Most other R packages in my experience do not use a prefix or suffix at all (e.g. dplyr). However, I did take a look at the most recently updated 50 or so API-backed R packages, and there the naming conventions are more varied.

Probably the closest package to this one is the censusapi package, which uses a getCensus() function for querying and a listCensusMetadata() function for inspection. The junr package, which is also somewhat similar, uses get_index(), get_data() and list_titles(), which I think are too generic -- I would prefer to stick "census" in there somewhere. (I think the dwapi package also suffers from this problem).

Some packages use nouns; for example the hansard package has commons_divisions() and mp_vote_record() and the HIBPwned package has account_breaches(). I like the specificity of this approach. Others use verbs, e.g. geocode() in the banR package.

My favourite approach at the moment is, as with the censusapi package, to take a specific noun and prefix it with "get", as with the GetSports() function in the pinnacle package or the get_lang() function in the languagelayeR package, or the get_owf() function in the openwindfarm package, or even the get_video_details() function in the tuber package.

Of course, there are some packages that use prefixes, e.g.

the bold package uses bold_
the datadogr package uses k9_
the refimpact package uses ref_
the bea.R package uses bea
the comtradr package uses ct_
the rcoreoa package uses core_
the nneo package uses nneo_

There are also some that use suffixes, e.g.

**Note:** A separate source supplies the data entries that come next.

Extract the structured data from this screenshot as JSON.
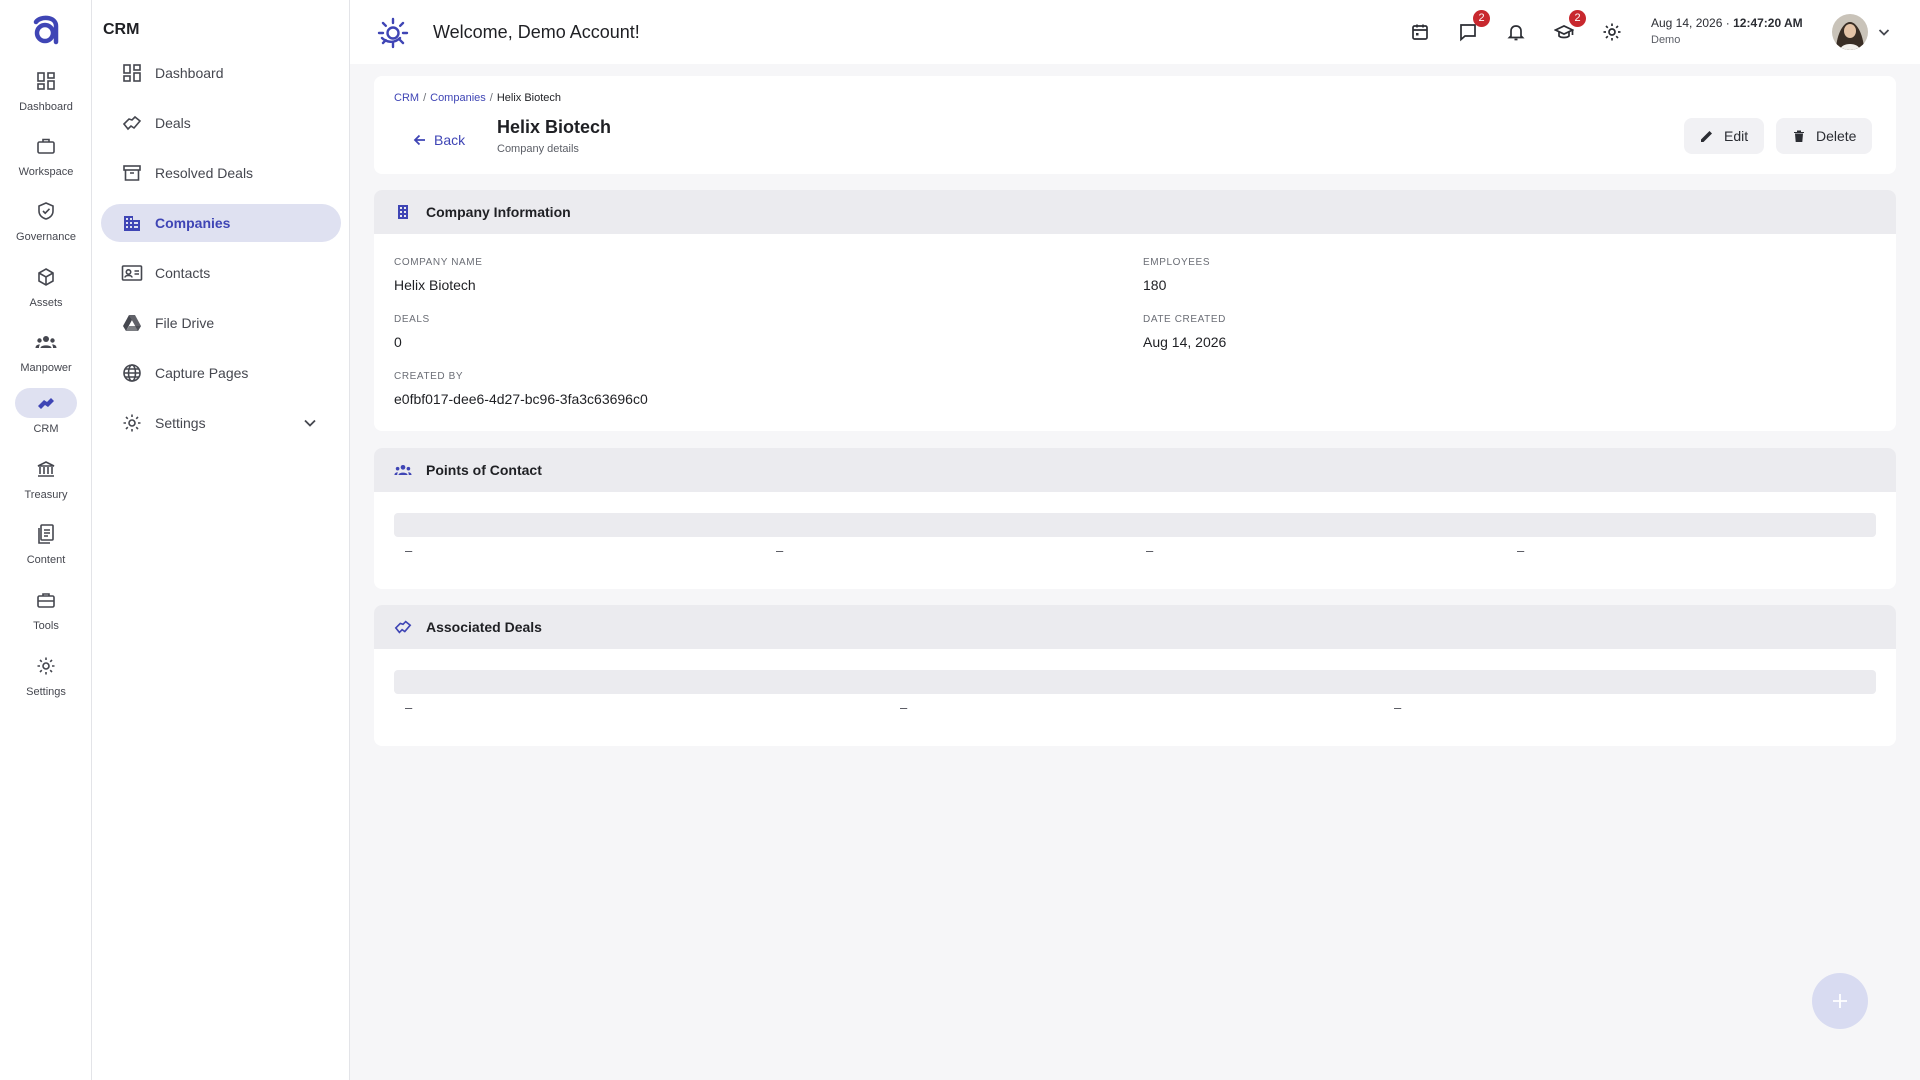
{
  "rail": {
    "items": [
      {
        "label": "Dashboard",
        "icon": "dashboard-icon"
      },
      {
        "label": "Workspace",
        "icon": "briefcase-icon"
      },
      {
        "label": "Governance",
        "icon": "shield-icon"
      },
      {
        "label": "Assets",
        "icon": "cube-icon"
      },
      {
        "label": "Manpower",
        "icon": "people-icon"
      },
      {
        "label": "CRM",
        "icon": "handshake-icon",
        "active": true
      },
      {
        "label": "Treasury",
        "icon": "bank-icon"
      },
      {
        "label": "Content",
        "icon": "document-icon"
      },
      {
        "label": "Tools",
        "icon": "toolbox-icon"
      },
      {
        "label": "Settings",
        "icon": "gear-icon"
      }
    ]
  },
  "sidebar": {
    "title": "CRM",
    "items": [
      {
        "label": "Dashboard",
        "icon": "dashboard-icon"
      },
      {
        "label": "Deals",
        "icon": "handshake-icon"
      },
      {
        "label": "Resolved Deals",
        "icon": "archive-icon"
      },
      {
        "label": "Companies",
        "icon": "building-icon",
        "active": true
      },
      {
        "label": "Contacts",
        "icon": "contact-card-icon"
      },
      {
        "label": "File Drive",
        "icon": "drive-icon"
      },
      {
        "label": "Capture Pages",
        "icon": "globe-icon"
      },
      {
        "label": "Settings",
        "icon": "gear-icon",
        "expandable": true
      }
    ]
  },
  "header": {
    "welcome": "Welcome, Demo Account!",
    "badges": {
      "messages": "2",
      "learning": "2"
    },
    "date": "Aug 14, 2026",
    "separator": "·",
    "time": "12:47:20 AM",
    "user": "Demo"
  },
  "page": {
    "breadcrumb": [
      "CRM",
      "Companies",
      "Helix Biotech"
    ],
    "back_label": "Back",
    "title": "Helix Biotech",
    "subtitle": "Company details",
    "edit_label": "Edit",
    "delete_label": "Delete"
  },
  "company_info": {
    "title": "Company Information",
    "fields": [
      {
        "label": "COMPANY NAME",
        "value": "Helix Biotech"
      },
      {
        "label": "EMPLOYEES",
        "value": "180"
      },
      {
        "label": "DEALS",
        "value": "0"
      },
      {
        "label": "DATE CREATED",
        "value": "Aug 14, 2026"
      },
      {
        "label": "CREATED BY",
        "value": "e0fbf017-dee6-4d27-bc96-3fa3c63696c0"
      }
    ]
  },
  "points_of_contact": {
    "title": "Points of Contact",
    "row": [
      "–",
      "–",
      "–",
      "–"
    ]
  },
  "associated_deals": {
    "title": "Associated Deals",
    "row": [
      "–",
      "–",
      "–"
    ]
  },
  "colors": {
    "accent": "#3f45b5",
    "active_bg": "#dfe1f1",
    "badge": "#c8282e",
    "fab": "#d8dbf1"
  }
}
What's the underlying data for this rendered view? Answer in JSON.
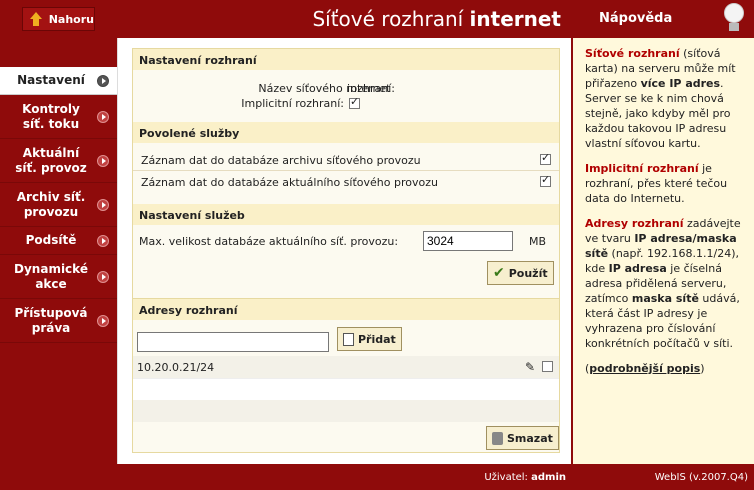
{
  "header": {
    "up_label": "Nahoru",
    "title_prefix": "Síťové rozhraní",
    "title_name": "internet"
  },
  "sidebar": {
    "items": [
      {
        "label": "Nastavení",
        "active": true
      },
      {
        "label": "Kontroly síť. toku"
      },
      {
        "label": "Aktuální síť. provoz"
      },
      {
        "label": "Archiv síť. provozu"
      },
      {
        "label": "Podsítě"
      },
      {
        "label": "Dynamické akce"
      },
      {
        "label": "Přístupová práva"
      }
    ]
  },
  "settings": {
    "head": "Nastavení rozhraní",
    "name_label": "Název síťového rozhraní:",
    "name_value": "internet",
    "default_label": "Implicitní rozhraní:"
  },
  "services": {
    "head": "Povolené služby",
    "items": [
      {
        "label": "Záznam dat do databáze archivu síťového provozu",
        "checked": true
      },
      {
        "label": "Záznam dat do databáze aktuálního síťového provozu",
        "checked": true
      }
    ]
  },
  "service_settings": {
    "head": "Nastavení služeb",
    "db_label": "Max. velikost databáze aktuálního síť. provozu:",
    "db_value": "3024",
    "db_unit": "MB",
    "apply_label": "Použít"
  },
  "addresses": {
    "head": "Adresy rozhraní",
    "input_value": "",
    "add_label": "Přidat",
    "rows": [
      "10.20.0.21/24",
      "",
      ""
    ],
    "delete_label": "Smazat"
  },
  "help": {
    "title": "Nápověda",
    "p1_term": "Síťové rozhraní",
    "p1_a": " (síťová karta) na serveru může mít přiřazeno ",
    "p1_b": "více IP adres",
    "p1_c": ". Server se ke k nim chová stejně, jako kdyby měl pro každou takovou IP adresu vlastní síťovou kartu.",
    "p2_term": "Implicitní rozhraní",
    "p2_text": " je rozhraní, přes které tečou data do Internetu.",
    "p3_term": "Adresy rozhraní",
    "p3_a": " zadávejte ve tvaru ",
    "p3_b": "IP adresa/maska sítě",
    "p3_c": " (např. 192.168.1.1/24), kde ",
    "p3_d": "IP adresa",
    "p3_e": " je číselná adresa přidělená serveru, zatímco ",
    "p3_f": "maska sítě",
    "p3_g": " udává, která část IP adresy je vyhrazena pro číslování konkrétních počítačů v síti.",
    "more_open": "(",
    "more_link": "podrobnější popis",
    "more_close": ")"
  },
  "footer": {
    "user_label": "Uživatel:",
    "user_name": "admin",
    "version": "WebIS (v.2007.Q4)"
  }
}
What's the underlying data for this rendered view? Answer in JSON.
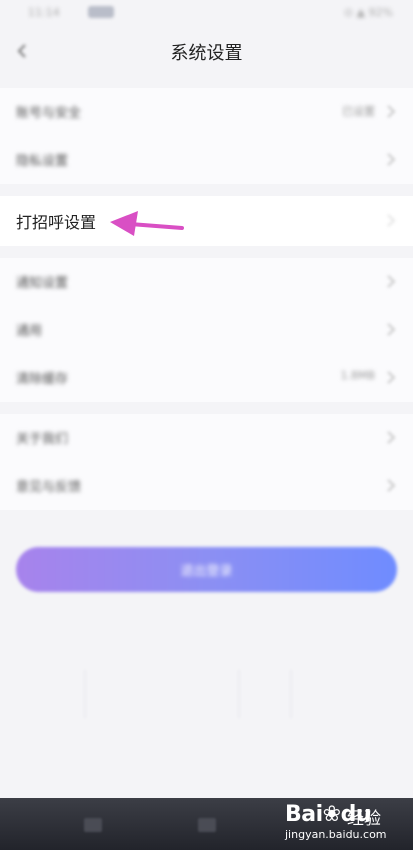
{
  "status_bar": {
    "time": "11:14",
    "badge": "",
    "right": "⊙ ▲ 92%"
  },
  "header": {
    "title": "系统设置"
  },
  "group1": [
    {
      "label": "账号与安全",
      "value": "已设置"
    },
    {
      "label": "隐私设置",
      "value": ""
    }
  ],
  "focused_row": {
    "label": "打招呼设置"
  },
  "group2": [
    {
      "label": "通知设置",
      "value": ""
    },
    {
      "label": "通用",
      "value": ""
    },
    {
      "label": "清除缓存",
      "value": "1.8MB"
    }
  ],
  "group3": [
    {
      "label": "关于我们",
      "value": ""
    },
    {
      "label": "意见与反馈",
      "value": ""
    }
  ],
  "primary_button": {
    "label": "退出登录"
  },
  "watermark": {
    "logo": "Bai",
    "logo_tail": "du",
    "brand": "经验",
    "url": "jingyan.baidu.com"
  },
  "annotation_color": "#d94fc4"
}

the sidrar package uses a _sidrar suffix for its functions, adopting get_, search_, etc function names -- so this could also be considered in the first category
the patentsview package uses a single search_pv function (that is, it uses a suffix)
the SkyWatchR package uses a single querySW function

There is also the approach taken by the rosettaApi package, which is to have a single, top-level api() function.

Proposed API Changes

All this taken in stride, my proposal is to make the following changes:

cancensus::cancensus.load becomes cancensus::get_census
cancensus::cancensus.load_data becomes cancensus::get_census_data
cancensus::cancensus.load_geo becomes cancensus::get_census_geometry
cancensus::cancensus.list_datasets becomes list_census_datasets, although I believe @mountainMath wants to add some non-census datasets in the future.
cancensus::cancensus.list_vectors becomes cancensus::list_census_vectors
cancensus::cancensus.search_vectors becomes cancensus::search_census_vectors
cancensus::cancensus.list_regions becomes cancensus::list_census_regions
In order to keep naming consistent, I think it makes sense to have cancensus::cancensus.census_labels become cancensus::census_vectors, since that is what they are termed in the parameters and in the list_* function.

All internal functions should just ditch their cancensus. prefix, since they're not exported anyway.

We can also keep aliases around for all these changes for a release or two so that no-one's code breaks.

I think that the current function parameters all have pretty good names, so I don't have any suggested changes there.

Alternatives

We can keep some element of namespacing, e.g. by using cm as a prefix, which is the same prefix currently used by the API key when it is an environment variable. So for example cm_get and cm_list_datasets.
We could use a top-level function with the same name as the package, that is, cancensus::cancensus() as the main entry point (replacing existing load*() functions). I don't think this is a particularly intuitive approach for this package.

Master Documentation and Examples

Issues may not be the best place for this but wanted to let you guys know that I've started working on a comprehensive set of documentation/vignettes to detail cancensus usage. I've been in and out of town recently but over the next week or so I intend to put together this material.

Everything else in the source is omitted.